On 2/12/2014 12:07 PM, Greg Walters wrote:
Take a look at
http://blog.thetaphi.de/2012/07/use-lucenes-mmapdirectory-on-64bit.html as it's
a pretty decent explanation of memory mapped files. I don't believe that the
default configuration for solr is to use MMapDirectory but even if it does my
understanding is that the entire file won't be forcibly cached by solr. The
OS's filesystem cache should control what's actually in ram and the eviction
process will depend on the OS.
I only have a little bit to add. Here's the first thing that Uwe's blog
post (linked above) says:
"Since version 3.1, *Apache Lucene*and *Solr *use MMapDirectoryby
default on 64bit Windows and Solaris systems; since version 3.3 also for
64bit Linux systems."
The default in Solr 4.x is NRTCachingDirectory, which uses MMapDirectory
by default under the hood.
A summary about all this that should be relevant to the original question:
It's the *operating system* that handles memory mapping, including any
caching that happens.
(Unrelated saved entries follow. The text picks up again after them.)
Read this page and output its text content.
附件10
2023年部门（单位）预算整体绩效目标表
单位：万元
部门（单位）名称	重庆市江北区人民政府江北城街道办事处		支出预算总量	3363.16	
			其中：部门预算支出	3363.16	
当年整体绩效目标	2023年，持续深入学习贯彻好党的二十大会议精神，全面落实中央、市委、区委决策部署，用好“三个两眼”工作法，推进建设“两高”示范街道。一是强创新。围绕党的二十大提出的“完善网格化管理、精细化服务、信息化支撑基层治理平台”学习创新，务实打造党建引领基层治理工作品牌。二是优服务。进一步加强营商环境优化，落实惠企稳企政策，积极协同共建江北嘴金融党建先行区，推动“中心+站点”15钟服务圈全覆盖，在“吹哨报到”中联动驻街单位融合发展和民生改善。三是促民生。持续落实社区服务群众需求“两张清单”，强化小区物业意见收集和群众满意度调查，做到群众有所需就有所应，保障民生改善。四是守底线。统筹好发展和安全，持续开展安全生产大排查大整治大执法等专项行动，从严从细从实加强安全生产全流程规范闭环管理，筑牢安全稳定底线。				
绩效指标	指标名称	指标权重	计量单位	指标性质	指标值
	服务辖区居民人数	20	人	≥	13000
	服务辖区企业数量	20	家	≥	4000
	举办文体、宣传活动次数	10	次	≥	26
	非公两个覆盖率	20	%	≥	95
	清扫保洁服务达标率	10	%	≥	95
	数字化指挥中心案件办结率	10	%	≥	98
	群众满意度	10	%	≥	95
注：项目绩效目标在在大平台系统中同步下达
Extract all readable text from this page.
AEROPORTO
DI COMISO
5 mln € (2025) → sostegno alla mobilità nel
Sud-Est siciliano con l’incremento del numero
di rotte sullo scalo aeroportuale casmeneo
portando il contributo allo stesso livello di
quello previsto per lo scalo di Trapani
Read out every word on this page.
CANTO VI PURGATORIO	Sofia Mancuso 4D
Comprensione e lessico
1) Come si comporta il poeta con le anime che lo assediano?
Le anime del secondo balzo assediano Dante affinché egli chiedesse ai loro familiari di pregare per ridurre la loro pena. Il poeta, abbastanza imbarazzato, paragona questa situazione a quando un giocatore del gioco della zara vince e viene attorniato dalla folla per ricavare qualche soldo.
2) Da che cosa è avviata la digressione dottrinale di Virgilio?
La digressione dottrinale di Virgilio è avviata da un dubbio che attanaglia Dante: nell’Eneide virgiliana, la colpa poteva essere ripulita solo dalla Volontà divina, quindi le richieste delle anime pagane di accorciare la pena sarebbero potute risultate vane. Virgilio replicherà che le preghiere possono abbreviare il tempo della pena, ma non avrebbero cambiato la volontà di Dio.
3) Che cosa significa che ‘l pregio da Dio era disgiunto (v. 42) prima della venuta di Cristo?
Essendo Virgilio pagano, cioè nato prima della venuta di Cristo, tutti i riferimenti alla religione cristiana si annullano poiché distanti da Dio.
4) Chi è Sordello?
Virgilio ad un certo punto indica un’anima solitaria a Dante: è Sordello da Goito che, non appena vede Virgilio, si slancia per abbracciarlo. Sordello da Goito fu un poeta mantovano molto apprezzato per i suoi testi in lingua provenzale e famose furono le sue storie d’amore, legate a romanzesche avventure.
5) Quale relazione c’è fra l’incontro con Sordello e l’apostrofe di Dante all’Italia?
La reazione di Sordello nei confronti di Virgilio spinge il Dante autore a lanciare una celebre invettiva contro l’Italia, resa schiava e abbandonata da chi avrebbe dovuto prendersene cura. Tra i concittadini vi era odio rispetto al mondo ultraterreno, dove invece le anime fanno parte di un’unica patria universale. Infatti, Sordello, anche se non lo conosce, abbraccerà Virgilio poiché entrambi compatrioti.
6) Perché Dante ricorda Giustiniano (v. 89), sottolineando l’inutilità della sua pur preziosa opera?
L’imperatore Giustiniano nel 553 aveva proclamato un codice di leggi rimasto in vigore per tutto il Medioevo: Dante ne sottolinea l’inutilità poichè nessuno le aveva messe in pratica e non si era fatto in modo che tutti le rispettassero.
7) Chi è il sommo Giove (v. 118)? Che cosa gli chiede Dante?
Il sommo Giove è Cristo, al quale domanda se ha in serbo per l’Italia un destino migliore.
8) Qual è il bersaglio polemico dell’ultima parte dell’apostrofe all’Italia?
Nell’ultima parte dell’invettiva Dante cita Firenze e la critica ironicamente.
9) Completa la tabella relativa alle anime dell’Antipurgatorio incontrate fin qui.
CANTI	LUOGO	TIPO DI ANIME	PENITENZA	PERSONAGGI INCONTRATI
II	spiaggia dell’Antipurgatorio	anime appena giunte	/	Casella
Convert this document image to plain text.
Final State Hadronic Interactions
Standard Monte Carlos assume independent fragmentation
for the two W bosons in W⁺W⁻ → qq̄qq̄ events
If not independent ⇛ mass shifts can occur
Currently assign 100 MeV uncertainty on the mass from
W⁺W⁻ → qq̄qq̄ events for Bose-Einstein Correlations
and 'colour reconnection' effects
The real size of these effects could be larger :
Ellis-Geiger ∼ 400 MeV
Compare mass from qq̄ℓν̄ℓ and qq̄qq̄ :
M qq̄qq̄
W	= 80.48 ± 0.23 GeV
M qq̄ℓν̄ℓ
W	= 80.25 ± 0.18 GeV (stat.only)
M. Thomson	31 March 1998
Assuming that you don't have a badly configured
virtual machine setup, I'm fairly sure that only real memory gets used,
never swap space on the disk. If something else on the system makes a
memory allocation, the operating system will instantly give up memory
used for caching and mapping. One of the strengths of mmap is that it
can't exceed available resources unless it's used incorrectly.